Probably this related to abrupt random shutdowns (power off) without any load, and without meaningful logs anywhere.

Kernel: 6.5.3-1-MANJARO
Hardware:
Model: HP Victus Laptop 16-e0xxx
CPU: AMD Ryzen 7 5800H
GPU: Radeon Vega Mobile and NVIDIA GeForce RTX 3060 6GB

The finding’s:

Kernel automatically loads AMD P-State EPP scaling (more info) driver (amd_pstate_epp).
By default, driver use “powersave” cpufreq governor (it is right thing to do, it allows performances hints from the OS, basically “performance” governor is useless for most of the cases)
By default, driver use “performance” hint (energy_performance_preference). And this leads to extremely high voltage on CPU(integrated GPU?) (vddgfx) in all times, as well as power consumption. 1.46V voltage and 16W power in totally idle state.
Setting energy_performance_preference to “balance_performance” leads to immediate drop of voltage to 1V and power draw to 5W
Setting energy_performance_preference to “power” drops voltage to 0.8V level and power draw to 3-4W.

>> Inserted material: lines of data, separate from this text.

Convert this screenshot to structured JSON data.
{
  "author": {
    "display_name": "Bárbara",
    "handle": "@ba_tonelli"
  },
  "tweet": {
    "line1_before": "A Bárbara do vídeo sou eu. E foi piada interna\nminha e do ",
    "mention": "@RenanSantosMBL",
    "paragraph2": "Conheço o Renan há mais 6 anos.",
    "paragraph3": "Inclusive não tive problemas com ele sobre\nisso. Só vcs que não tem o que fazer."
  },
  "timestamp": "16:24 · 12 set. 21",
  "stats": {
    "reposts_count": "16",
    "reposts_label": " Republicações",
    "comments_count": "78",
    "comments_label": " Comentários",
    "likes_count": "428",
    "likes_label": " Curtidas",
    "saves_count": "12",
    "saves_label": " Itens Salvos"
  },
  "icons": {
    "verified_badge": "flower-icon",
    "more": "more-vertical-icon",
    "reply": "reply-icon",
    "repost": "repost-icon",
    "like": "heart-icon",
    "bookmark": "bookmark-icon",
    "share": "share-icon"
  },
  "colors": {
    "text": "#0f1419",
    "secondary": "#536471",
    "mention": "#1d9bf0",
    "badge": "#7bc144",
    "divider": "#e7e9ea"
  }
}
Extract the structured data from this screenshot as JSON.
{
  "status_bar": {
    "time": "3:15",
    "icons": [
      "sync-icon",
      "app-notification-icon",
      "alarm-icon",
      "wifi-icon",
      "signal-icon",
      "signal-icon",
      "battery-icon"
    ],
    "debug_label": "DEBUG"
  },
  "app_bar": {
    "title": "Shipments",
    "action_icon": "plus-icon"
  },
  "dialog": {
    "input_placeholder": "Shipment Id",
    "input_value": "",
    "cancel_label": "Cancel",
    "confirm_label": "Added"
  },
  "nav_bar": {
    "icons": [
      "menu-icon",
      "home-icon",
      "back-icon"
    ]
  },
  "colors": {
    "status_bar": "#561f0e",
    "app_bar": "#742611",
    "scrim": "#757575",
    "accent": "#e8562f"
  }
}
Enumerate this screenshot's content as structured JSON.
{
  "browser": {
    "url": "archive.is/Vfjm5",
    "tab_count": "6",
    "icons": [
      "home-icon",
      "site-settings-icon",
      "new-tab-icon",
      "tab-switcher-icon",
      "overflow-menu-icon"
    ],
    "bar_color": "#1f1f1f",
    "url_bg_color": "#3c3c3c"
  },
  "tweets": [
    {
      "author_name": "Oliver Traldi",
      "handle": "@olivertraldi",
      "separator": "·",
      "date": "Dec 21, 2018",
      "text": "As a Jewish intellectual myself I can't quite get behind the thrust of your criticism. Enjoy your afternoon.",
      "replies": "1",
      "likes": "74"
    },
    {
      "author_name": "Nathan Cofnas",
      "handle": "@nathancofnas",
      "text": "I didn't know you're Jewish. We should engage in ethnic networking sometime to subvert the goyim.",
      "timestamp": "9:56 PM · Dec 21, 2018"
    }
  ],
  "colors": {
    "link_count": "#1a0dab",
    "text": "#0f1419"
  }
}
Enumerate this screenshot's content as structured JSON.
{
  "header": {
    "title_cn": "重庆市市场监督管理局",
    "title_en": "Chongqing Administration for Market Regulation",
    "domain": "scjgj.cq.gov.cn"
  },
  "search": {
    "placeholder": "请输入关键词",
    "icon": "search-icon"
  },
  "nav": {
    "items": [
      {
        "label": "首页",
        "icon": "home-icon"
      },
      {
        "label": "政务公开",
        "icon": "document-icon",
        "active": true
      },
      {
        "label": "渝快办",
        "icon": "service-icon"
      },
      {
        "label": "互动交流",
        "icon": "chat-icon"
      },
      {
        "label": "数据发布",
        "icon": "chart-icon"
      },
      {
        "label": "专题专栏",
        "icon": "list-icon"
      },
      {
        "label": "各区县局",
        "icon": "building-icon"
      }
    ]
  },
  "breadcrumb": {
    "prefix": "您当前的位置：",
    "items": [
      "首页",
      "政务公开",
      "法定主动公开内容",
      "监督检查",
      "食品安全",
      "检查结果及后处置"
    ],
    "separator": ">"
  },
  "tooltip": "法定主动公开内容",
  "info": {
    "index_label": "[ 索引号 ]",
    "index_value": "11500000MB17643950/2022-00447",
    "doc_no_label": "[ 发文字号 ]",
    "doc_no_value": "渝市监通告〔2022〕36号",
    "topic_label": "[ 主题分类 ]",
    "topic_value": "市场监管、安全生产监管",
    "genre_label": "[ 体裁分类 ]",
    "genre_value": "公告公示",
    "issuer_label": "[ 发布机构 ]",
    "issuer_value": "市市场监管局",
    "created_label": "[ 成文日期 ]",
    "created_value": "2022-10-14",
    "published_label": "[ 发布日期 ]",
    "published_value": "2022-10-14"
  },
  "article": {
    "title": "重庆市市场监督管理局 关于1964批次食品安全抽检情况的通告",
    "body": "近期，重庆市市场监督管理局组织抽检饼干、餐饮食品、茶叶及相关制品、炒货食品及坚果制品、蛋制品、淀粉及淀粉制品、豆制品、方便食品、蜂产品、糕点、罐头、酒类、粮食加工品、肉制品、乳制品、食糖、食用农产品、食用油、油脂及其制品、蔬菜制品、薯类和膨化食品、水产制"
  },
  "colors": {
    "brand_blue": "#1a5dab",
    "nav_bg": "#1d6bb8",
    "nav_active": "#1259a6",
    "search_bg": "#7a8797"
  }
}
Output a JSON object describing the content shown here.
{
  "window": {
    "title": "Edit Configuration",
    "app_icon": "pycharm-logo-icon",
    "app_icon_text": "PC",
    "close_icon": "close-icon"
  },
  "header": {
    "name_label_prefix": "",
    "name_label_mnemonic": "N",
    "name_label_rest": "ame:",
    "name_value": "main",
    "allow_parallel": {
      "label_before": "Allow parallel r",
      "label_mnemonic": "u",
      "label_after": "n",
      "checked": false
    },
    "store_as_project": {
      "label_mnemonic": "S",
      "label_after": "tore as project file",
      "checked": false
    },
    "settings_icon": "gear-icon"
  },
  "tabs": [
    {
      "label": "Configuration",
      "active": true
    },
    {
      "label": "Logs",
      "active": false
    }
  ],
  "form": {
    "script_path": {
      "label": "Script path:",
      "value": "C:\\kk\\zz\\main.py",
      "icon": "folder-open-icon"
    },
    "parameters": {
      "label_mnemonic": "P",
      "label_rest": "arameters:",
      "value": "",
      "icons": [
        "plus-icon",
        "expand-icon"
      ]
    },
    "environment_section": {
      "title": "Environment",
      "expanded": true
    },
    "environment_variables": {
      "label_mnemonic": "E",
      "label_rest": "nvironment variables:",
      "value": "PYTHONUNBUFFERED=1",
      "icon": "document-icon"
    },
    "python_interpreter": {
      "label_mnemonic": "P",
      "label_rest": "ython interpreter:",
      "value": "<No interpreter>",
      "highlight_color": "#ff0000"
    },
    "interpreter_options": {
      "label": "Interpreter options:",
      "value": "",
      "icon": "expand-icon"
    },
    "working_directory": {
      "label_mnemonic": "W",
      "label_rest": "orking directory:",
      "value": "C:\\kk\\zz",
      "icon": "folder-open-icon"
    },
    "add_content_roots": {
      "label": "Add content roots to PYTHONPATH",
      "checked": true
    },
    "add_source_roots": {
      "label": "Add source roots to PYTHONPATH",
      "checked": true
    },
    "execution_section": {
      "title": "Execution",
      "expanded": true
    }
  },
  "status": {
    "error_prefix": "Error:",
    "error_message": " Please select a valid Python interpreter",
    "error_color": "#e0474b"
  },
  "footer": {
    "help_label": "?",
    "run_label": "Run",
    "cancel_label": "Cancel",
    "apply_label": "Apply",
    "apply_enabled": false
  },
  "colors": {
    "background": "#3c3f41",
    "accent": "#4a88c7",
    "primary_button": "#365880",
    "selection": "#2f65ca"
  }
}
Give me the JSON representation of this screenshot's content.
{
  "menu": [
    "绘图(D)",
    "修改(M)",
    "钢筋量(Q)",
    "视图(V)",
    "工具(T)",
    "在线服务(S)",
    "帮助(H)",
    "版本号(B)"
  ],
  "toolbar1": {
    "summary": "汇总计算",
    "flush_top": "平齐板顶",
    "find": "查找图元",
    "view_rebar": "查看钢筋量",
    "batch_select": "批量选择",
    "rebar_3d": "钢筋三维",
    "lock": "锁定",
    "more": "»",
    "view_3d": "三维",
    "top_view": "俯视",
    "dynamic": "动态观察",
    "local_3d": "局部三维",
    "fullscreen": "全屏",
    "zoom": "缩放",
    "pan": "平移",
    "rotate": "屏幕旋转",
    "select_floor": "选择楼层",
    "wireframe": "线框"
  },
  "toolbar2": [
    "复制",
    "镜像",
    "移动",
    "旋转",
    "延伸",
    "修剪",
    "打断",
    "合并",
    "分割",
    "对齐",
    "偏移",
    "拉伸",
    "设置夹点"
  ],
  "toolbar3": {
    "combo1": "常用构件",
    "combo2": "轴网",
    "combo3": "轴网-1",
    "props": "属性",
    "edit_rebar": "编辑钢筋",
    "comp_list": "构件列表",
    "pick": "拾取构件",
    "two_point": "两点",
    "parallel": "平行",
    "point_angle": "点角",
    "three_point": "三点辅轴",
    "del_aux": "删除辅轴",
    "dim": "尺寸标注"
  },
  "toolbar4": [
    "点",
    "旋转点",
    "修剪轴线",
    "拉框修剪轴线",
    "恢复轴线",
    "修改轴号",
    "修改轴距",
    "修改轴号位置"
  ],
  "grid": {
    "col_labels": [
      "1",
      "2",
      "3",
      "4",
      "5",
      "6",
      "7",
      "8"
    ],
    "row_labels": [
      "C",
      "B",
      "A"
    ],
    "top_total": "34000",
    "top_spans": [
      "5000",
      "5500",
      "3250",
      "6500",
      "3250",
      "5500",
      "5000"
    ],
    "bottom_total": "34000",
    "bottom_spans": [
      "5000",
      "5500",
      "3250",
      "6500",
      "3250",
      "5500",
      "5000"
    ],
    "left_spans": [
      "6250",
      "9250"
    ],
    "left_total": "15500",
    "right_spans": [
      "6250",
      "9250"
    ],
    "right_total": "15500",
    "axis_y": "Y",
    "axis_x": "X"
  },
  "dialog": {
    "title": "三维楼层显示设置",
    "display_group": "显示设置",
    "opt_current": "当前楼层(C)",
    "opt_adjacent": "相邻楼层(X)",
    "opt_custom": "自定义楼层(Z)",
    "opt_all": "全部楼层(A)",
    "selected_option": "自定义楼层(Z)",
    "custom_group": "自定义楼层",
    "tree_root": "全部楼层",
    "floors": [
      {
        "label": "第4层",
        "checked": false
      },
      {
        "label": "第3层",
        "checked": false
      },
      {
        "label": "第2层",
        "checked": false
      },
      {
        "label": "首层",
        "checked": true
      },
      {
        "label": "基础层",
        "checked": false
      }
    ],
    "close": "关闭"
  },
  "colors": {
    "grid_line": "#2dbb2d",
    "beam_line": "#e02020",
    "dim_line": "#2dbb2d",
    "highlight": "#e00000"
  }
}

My assumptions is, that first of all, it is extremely unhealthy to put (presumably integrated GPU?) to constant high voltage. And second, that under emerging load this causes immediate high power draw and quick chip heating without cooling system even active, and probably thermal shutdown of the system.

sensors output for default “performance” mode:

amdgpu-pci-0600
Adapter: PCI adapter
vddgfx:        1.46 V  
vddnb:       949.00 mV 
edge:         +43.0°C  
PPT:          15.00 W

sensors output for “balance_performance” mode:

amdgpu-pci-0600
Adapter: PCI adapter
vddgfx:      999.00 mV 
vddnb:       949.00 mV 
edge:         +43.0°C  
PPT:           4.00 W

Important!
power-profiles-daemon at the time of writing cannot use AMD P-State EPP amd_pstate_epp and platform_profile drivers at the same time, and, because platform_profile is available in system it will ignore amd_pstate_epp completely, leaving it in default values (“powersave” mode and “perfomance” energy preference)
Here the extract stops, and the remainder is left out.